The Audi A6 was both a classic and an outlier in my motoring year for a number of reasons. A classic in that it was a saloon car, an outlier both in that respect in a trend of crossover-SUV formats and in that it was the only diesel passenger car I drove in 2023 writes Brian Byrne.

Saloon cars have almost dropped out of the showrooms in mass-market cars, but do still have a place in premium executive and luxury spaces. Audi has long been recognised in the premium placings now, and while the brand is big in the crossover-SUV format, it is noteworthy that saloons are high in their sales in the Irish market. The A4 is the brand’s top seller here, and the A6 is in 4th place after it, the Q3 compact SUV and the A3 hatchback. There’s not a big market share gap between all four.

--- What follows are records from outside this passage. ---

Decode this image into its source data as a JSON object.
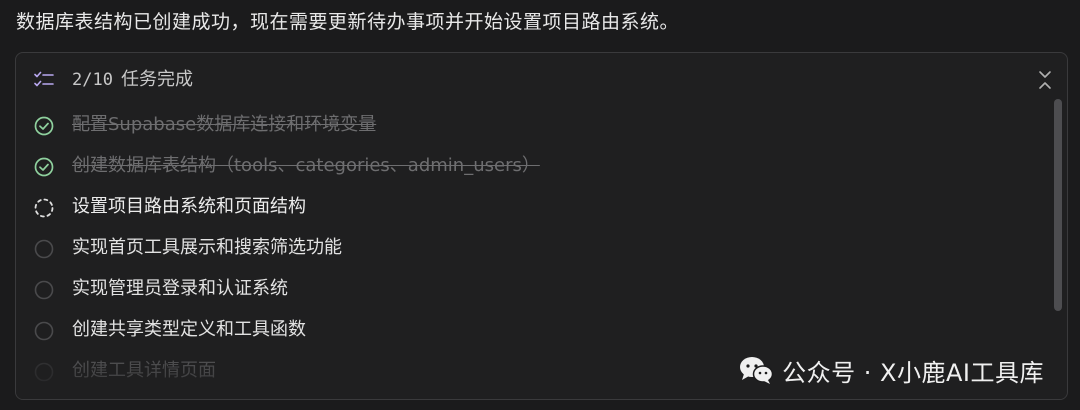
{
  "intro_text": "数据库表结构已创建成功，现在需要更新待办事项并开始设置项目路由系统。",
  "panel": {
    "progress": "2/10",
    "header_label": "任务完成"
  },
  "tasks": [
    {
      "label": "配置Supabase数据库连接和环境变量",
      "status": "completed"
    },
    {
      "label": "创建数据库表结构（tools、categories、admin_users）",
      "status": "completed"
    },
    {
      "label": "设置项目路由系统和页面结构",
      "status": "in_progress"
    },
    {
      "label": "实现首页工具展示和搜索筛选功能",
      "status": "pending"
    },
    {
      "label": "实现管理员登录和认证系统",
      "status": "pending"
    },
    {
      "label": "创建共享类型定义和工具函数",
      "status": "pending"
    },
    {
      "label": "创建工具详情页面",
      "status": "pending"
    }
  ],
  "watermark": {
    "text": "公众号 · X小鹿AI工具库"
  },
  "colors": {
    "background": "#1b1b1c",
    "panel_border": "#3a3a3c",
    "done_check": "#8fd19e",
    "done_text": "#6e6e70",
    "pending_circle": "#4a4a4c",
    "accent_icon": "#b9a8f0"
  },
  "icons": {
    "header": "task-list-icon",
    "collapse": "chevrons-collapse-icon",
    "completed": "check-circle-icon",
    "in_progress": "spinner-dashed-circle-icon",
    "pending": "empty-circle-icon",
    "watermark": "wechat-icon"
  }
}
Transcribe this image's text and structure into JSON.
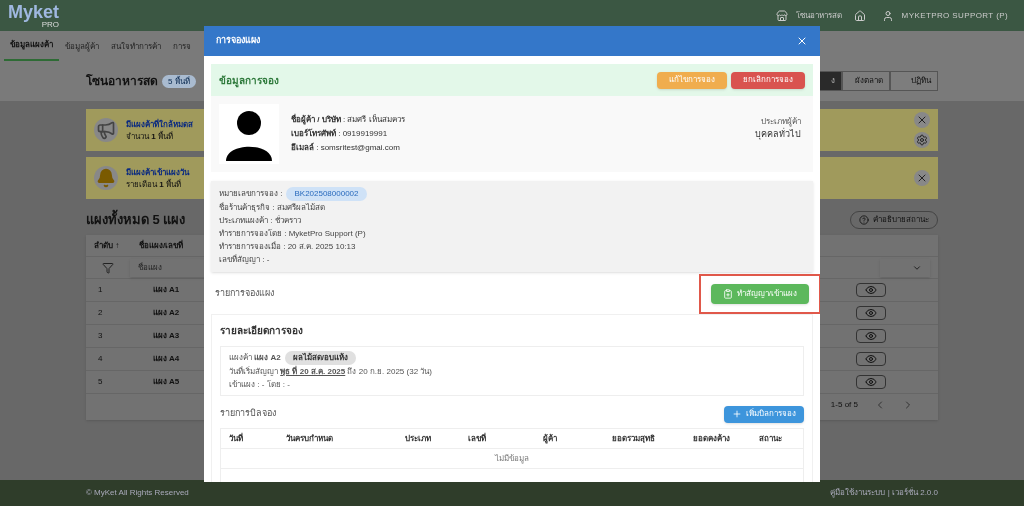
{
  "header": {
    "logo": "Myket",
    "logo_sub": "PRO",
    "zone": "โซนอาหารสด",
    "user": "MYKETPRO SUPPORT (P)"
  },
  "tabs": [
    {
      "label": "ข้อมูลแผงค้า",
      "selected": true
    },
    {
      "label": "ข้อมูลผู้ค้า",
      "selected": false
    },
    {
      "label": "สนใจทำการค้า",
      "selected": false
    },
    {
      "label": "การจ",
      "selected": false
    }
  ],
  "zone": {
    "title": "โซนอาหารสด",
    "badge": "5 พื้นที่"
  },
  "view_buttons": [
    {
      "label": "ง",
      "selected": true
    },
    {
      "label": "ผังตลาด",
      "selected": false
    },
    {
      "label": "ปฏิทิน",
      "selected": false
    }
  ],
  "alerts": [
    {
      "kind": "megaphone",
      "title": "มีแผงค้าที่ใกล้หมดส",
      "detail": "จำนวน **1** พื้นที่",
      "settings": true
    },
    {
      "kind": "bell",
      "title": "มีแผงค้าเข้าแผงวัน",
      "detail": "รายเดือน **1** พื้นที่",
      "settings": false
    }
  ],
  "stalls": {
    "title": "แผงทั้งหมด 5 แผง",
    "legend_button": "คำอธิบายสถานะ",
    "columns": [
      "ลำดับ ↑",
      "ชื่อแผง/เลขที่"
    ],
    "filter_placeholder": "ชื่อแผง",
    "rows": [
      {
        "no": "1",
        "name": "แผง A1"
      },
      {
        "no": "2",
        "name": "แผง A2"
      },
      {
        "no": "3",
        "name": "แผง A3"
      },
      {
        "no": "4",
        "name": "แผง A4"
      },
      {
        "no": "5",
        "name": "แผง A5"
      }
    ],
    "pagination": "1-5 of 5"
  },
  "footer": {
    "left": "© MyKet All Rights Reserved",
    "right": "คู่มือใช้งานระบบ | เวอร์ชั่น 2.0.0"
  },
  "modal": {
    "title": "การจองแผง",
    "info": {
      "title": "ข้อมูลการจอง",
      "edit_button": "แก้ไขการจอง",
      "cancel_button": "ยกเลิกการจอง",
      "person_lines": [
        "**ชื่อผู้ค้า / บริษัท** : สมศรี เห็นสมควร",
        "**เบอร์โทรศัพท์** : 0919919991",
        "**อีเมลล์** : somsritest@gmai.com"
      ],
      "trader_type_label": "ประเภทผู้ค้า",
      "trader_type": "บุคคลทั่วไป",
      "booking_no_label": "หมายเลขการจอง :",
      "booking_no": "BK202508000002",
      "booking_lines": [
        "ชื่อร้านค้าธุรกิจ : สมศรีผลไม้สด",
        "ประเภทแผงค้า : ชั่วคราว",
        "ทำรายการจองโดย : MyketPro Support (P)",
        "ทำรายการจองเมื่อ : 20 ส.ค. 2025 10:13",
        "เลขที่สัญญา : -"
      ]
    },
    "stall_section": "รายการจองแผง",
    "contract_button": "ทำสัญญา/เข้าแผง",
    "highlighted": true,
    "detail": {
      "title": "รายละเอียดการจอง",
      "stall_line": "แผงค้า **แผง A2**",
      "category": "ผลไม้สด/อบแห้ง",
      "date_line": "วันที่เริ่มสัญญา **พุธ ที่ 20 ส.ค. 2025** ถึง 20 ก.ย. 2025 (32 วัน)",
      "entry_line": "เข้าแผง : - โดย : -"
    },
    "bills": {
      "title": "รายการบิลจอง",
      "add_button": "เพิ่มบิลการจอง",
      "columns": [
        "วันที่",
        "วันครบกำหนด",
        "ประเภท",
        "เลขที่",
        "ผู้ค้า",
        "ยอดรวมสุทธิ",
        "ยอดคงค้าง",
        "สถานะ"
      ],
      "empty": "ไม่มีข้อมูล"
    }
  }
}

The current generation A6 has been around since 2018 and is stylistically conservative, where its buyers like it to be. Owners appreciate the comfort, quality and technology, and are prepared to pay for these but also are averse to making luxury car brand statements about their status. And if the platform and powertrain underpinnings come from Audi owner Volkswagen, that’s no bad thing — anyhow, they also appreciate that Audi’s own engineers work appropriate magic on all aspects of the car to make it their own.

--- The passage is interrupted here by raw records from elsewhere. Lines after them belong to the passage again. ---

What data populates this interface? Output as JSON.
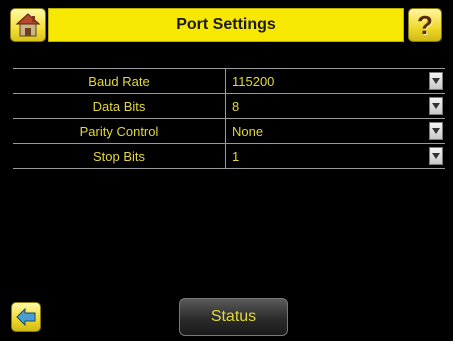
{
  "header": {
    "title": "Port Settings",
    "home_icon": "home-icon",
    "help_icon": "help-icon",
    "help_glyph": "?"
  },
  "settings": [
    {
      "label": "Baud Rate",
      "value": "115200"
    },
    {
      "label": "Data Bits",
      "value": "8"
    },
    {
      "label": "Parity Control",
      "value": "None"
    },
    {
      "label": "Stop Bits",
      "value": "1"
    }
  ],
  "footer": {
    "back_icon": "back-arrow-icon",
    "status_label": "Status"
  },
  "colors": {
    "background": "#000000",
    "title_bar": "#f6e800",
    "text_accent": "#e3d838"
  }
}
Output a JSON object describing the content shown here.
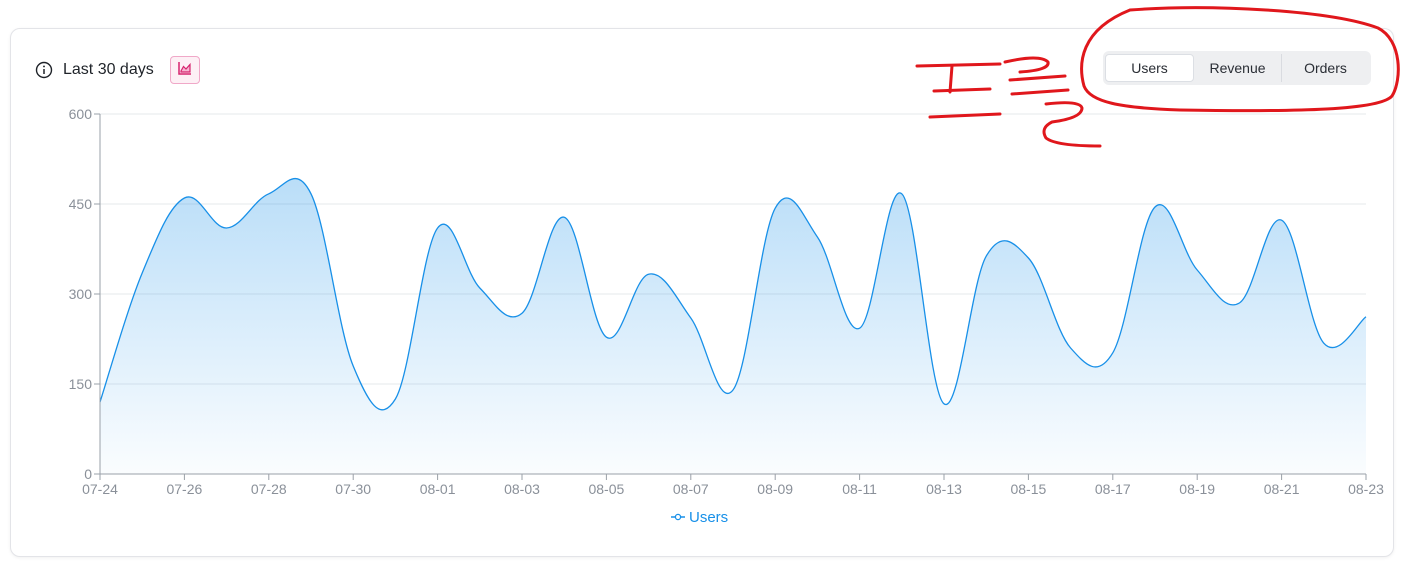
{
  "header": {
    "title": "Last 30 days",
    "info_icon": "info-circle-icon",
    "chart_type_icon": "area-chart-icon"
  },
  "segmented": {
    "items": [
      "Users",
      "Revenue",
      "Orders"
    ],
    "selected": "Users"
  },
  "colors": {
    "accent": "#1890e8",
    "chart_icon": "#d6246e",
    "annotation": "#e0171c"
  },
  "chart_data": {
    "type": "area",
    "ylim": [
      0,
      600
    ],
    "yticks": [
      0,
      150,
      300,
      450,
      600
    ],
    "x": [
      "07-24",
      "07-25",
      "07-26",
      "07-27",
      "07-28",
      "07-29",
      "07-30",
      "07-31",
      "08-01",
      "08-02",
      "08-03",
      "08-04",
      "08-05",
      "08-06",
      "08-07",
      "08-08",
      "08-09",
      "08-10",
      "08-11",
      "08-12",
      "08-13",
      "08-14",
      "08-15",
      "08-16",
      "08-17",
      "08-18",
      "08-19",
      "08-20",
      "08-21",
      "08-22",
      "08-23"
    ],
    "xtick_labels": [
      "07-24",
      "07-26",
      "07-28",
      "07-30",
      "08-01",
      "08-03",
      "08-05",
      "08-07",
      "08-09",
      "08-11",
      "08-13",
      "08-15",
      "08-17",
      "08-19",
      "08-21",
      "08-23"
    ],
    "series": [
      {
        "name": "Users",
        "values": [
          120,
          335,
          460,
          410,
          467,
          467,
          180,
          125,
          410,
          310,
          268,
          428,
          228,
          333,
          260,
          140,
          443,
          395,
          243,
          467,
          117,
          363,
          360,
          210,
          202,
          445,
          340,
          285,
          423,
          218,
          262
        ]
      }
    ],
    "legend": "bottom-center",
    "grid": true
  }
}
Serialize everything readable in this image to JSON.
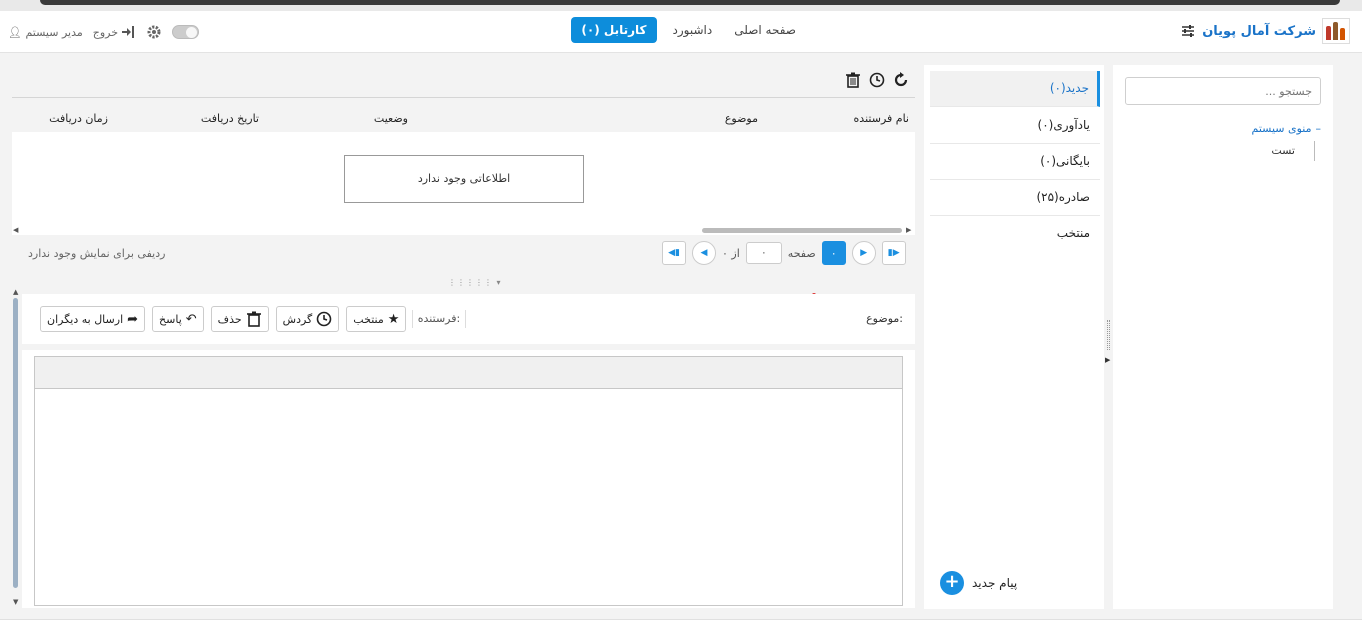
{
  "brand": {
    "name": "شرکت آمال پویان"
  },
  "nav": {
    "items": [
      "صفحه اصلی",
      "داشبورد"
    ],
    "active": "کارتابل (۰)"
  },
  "user": {
    "name": "مدیر سیستم",
    "logout": "خروج"
  },
  "sidebar": {
    "search_placeholder": "جستجو ...",
    "root_label": "منوی سیستم",
    "child_label": "تست"
  },
  "folders": [
    {
      "label": "جدید(۰)",
      "active": true
    },
    {
      "label": "یادآوری(۰)",
      "active": false
    },
    {
      "label": "بایگانی(۰)",
      "active": false
    },
    {
      "label": "صادره(۲۵)",
      "active": false
    },
    {
      "label": "منتخب",
      "active": false
    }
  ],
  "new_message": {
    "label": "پیام جدید",
    "icon": "plus-icon"
  },
  "table": {
    "columns": [
      "نام فرستنده",
      "موضوع",
      "وضعیت",
      "تاریخ دریافت",
      "زمان دریافت"
    ],
    "empty_message": "اطلاعاتی وجود ندارد"
  },
  "pager": {
    "page_label": "صفحه",
    "of_label": "از ۰",
    "current_page": "۰",
    "input_value": "۰",
    "no_rows": "ردیفی برای نمایش وجود ندارد"
  },
  "detail": {
    "subject_label": "موضوع:",
    "sender_label": "فرستنده:",
    "actions": {
      "favorite": "منتخب",
      "route": "گردش",
      "delete": "حذف",
      "reply": "پاسخ",
      "forward": "ارسال به دیگران"
    }
  },
  "colors": {
    "accent": "#1a8fe0",
    "brand": "#1a73c8"
  }
}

As noted, the external style of the A6 is understated. But there’s a quiet elegance along with the hint of sporty heritage that comes with an Audi. In this generation, longer and wider than its predecessor, the radiator grille sports a new honeycomb design, and in the S-Line and Black Pack trim of the review car is completely black, setting off the chrome interlinked circles of the carmaker’s identity. The A6 is a gracing addition to any driveway, while the format means it doesn’t dominate outside one’s home.

When you get in, the car provides an immediate sense of quality and tradition. All the modern conveniences are in place, but designed into an interior that is quietly informative rather than hi-tech distracting. My sense was that the car is deliberately assigned to the needs of the driver to bring it and all of its occupants to where they want to be, safely and in comfort. People first. There is extensive brightwork, perhaps more so than expected, but so well executed that it reinforces the premium placing as opposed to being loud.

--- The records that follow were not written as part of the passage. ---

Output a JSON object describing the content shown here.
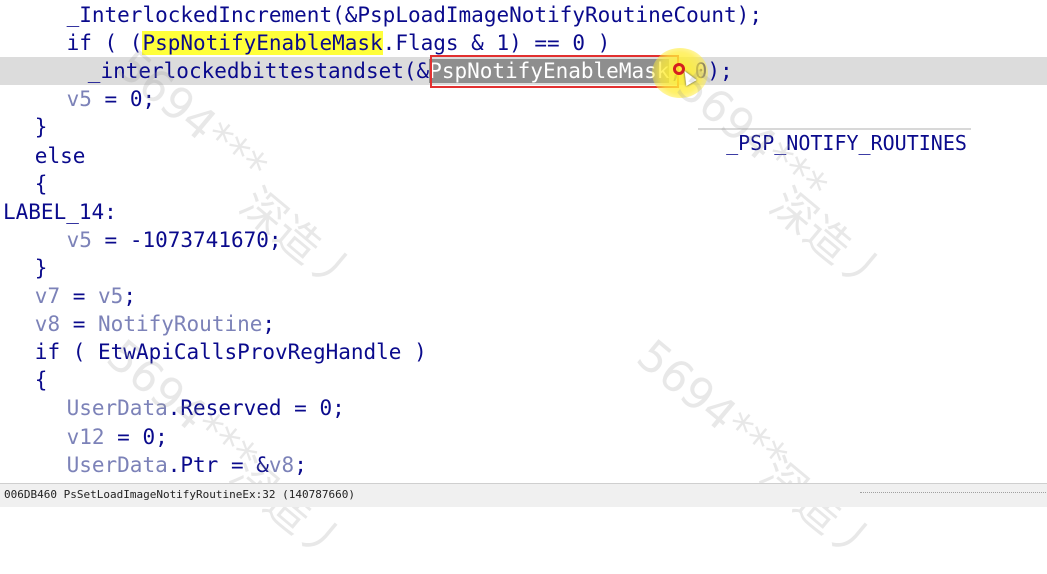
{
  "editor": {
    "lines": [
      {
        "indent": 6,
        "tokens": [
          {
            "text": "_InterlockedIncrement(&PspLoadImageNotifyRoutineCount);"
          }
        ]
      },
      {
        "indent": 6,
        "tokens": [
          {
            "text": "if ( ("
          },
          {
            "text": "PspNotifyEnableMask",
            "style": "hl"
          },
          {
            "text": ".Flags & 1) == 0 )"
          }
        ]
      },
      {
        "indent": 8,
        "current": true,
        "tokens": [
          {
            "text": "_interlockedbittestandset(&"
          },
          {
            "text": "PspNotifyEnableMask",
            "style": "sel"
          },
          {
            "text": ", 0);"
          }
        ]
      },
      {
        "indent": 6,
        "tokens": [
          {
            "text": "v5",
            "style": "var"
          },
          {
            "text": " = 0;"
          }
        ]
      },
      {
        "indent": 3,
        "tokens": [
          {
            "text": "}"
          }
        ]
      },
      {
        "indent": 3,
        "tokens": [
          {
            "text": "else"
          }
        ]
      },
      {
        "indent": 3,
        "tokens": [
          {
            "text": "{"
          }
        ]
      },
      {
        "indent": 0,
        "tokens": [
          {
            "text": "LABEL_14:"
          }
        ]
      },
      {
        "indent": 6,
        "tokens": [
          {
            "text": "v5",
            "style": "var"
          },
          {
            "text": " = -1073741670;"
          }
        ]
      },
      {
        "indent": 3,
        "tokens": [
          {
            "text": "}"
          }
        ]
      },
      {
        "indent": 3,
        "tokens": [
          {
            "text": "v7",
            "style": "var"
          },
          {
            "text": " = "
          },
          {
            "text": "v5",
            "style": "var"
          },
          {
            "text": ";"
          }
        ]
      },
      {
        "indent": 3,
        "tokens": [
          {
            "text": "v8",
            "style": "var"
          },
          {
            "text": " = "
          },
          {
            "text": "NotifyRoutine",
            "style": "var"
          },
          {
            "text": ";"
          }
        ]
      },
      {
        "indent": 3,
        "tokens": [
          {
            "text": "if ( "
          },
          {
            "text": "EtwApiCallsProvRegHandle"
          },
          {
            "text": " )"
          }
        ]
      },
      {
        "indent": 3,
        "tokens": [
          {
            "text": "{"
          }
        ]
      },
      {
        "indent": 6,
        "tokens": [
          {
            "text": "UserData",
            "style": "var"
          },
          {
            "text": ".Reserved = 0;"
          }
        ]
      },
      {
        "indent": 6,
        "tokens": [
          {
            "text": "v12",
            "style": "var"
          },
          {
            "text": " = 0;"
          }
        ]
      },
      {
        "indent": 6,
        "tokens": [
          {
            "text": "UserData",
            "style": "var"
          },
          {
            "text": ".Ptr = &"
          },
          {
            "text": "v8",
            "style": "var"
          },
          {
            "text": ";"
          }
        ]
      }
    ]
  },
  "hover_hint": {
    "text": "_PSP_NOTIFY_ROUTINES"
  },
  "status_bar": {
    "text": "006DB460 PsSetLoadImageNotifyRoutineEx:32 (140787660)"
  },
  "watermarks": [
    "5694***",
    "深造丿",
    "5694***",
    "深造丿",
    "5694***",
    "深造丿",
    "5694***",
    "深造丿"
  ],
  "colors": {
    "code_text": "#0a0a8c",
    "variable": "#7c82b8",
    "highlight": "#ffff3a",
    "selection": "#8e8e8e",
    "current_line": "#dcdcdc",
    "annotation_box": "#e23030"
  }
}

The digital visuals are clear, colourful and bright. Managing the climate is by the system’s own screen, so while the controls are by touch, there’s no need to dig through distracting menus. The automatic transmission selector is centre console located, my preferred place if I want to manage shift points manually. In the back, plenty of comfort for two adults and probably no real discomfort for three. Boot space is an adequate 360L.

The powertrain in the review car was the 204hp TDI 2.0. After all the petrol and electric cars I have been driving, I’d have expected a heavier sound of diesel. But in fact, the engine is such a refined motor, and the soundproofing of the cabin so good, that progress was always almost serenely quiet. The 7-speed dual clutch automatic matched power needs perfectly and, while the car had enough punch to be pushed, the ethos prompted smooth and unrushed executive driving.

There’s no denying the usefulness of the hatchback, SUV and estate car formats for the wide range of today’s family needs. But I’m glad to see that there is still a demand in some spaces for the traditional saloon. Classics are so for a reason.

PRICE: From €58,925; Review car €63,220  WHAT I LIKED: The elegance of understated prestige.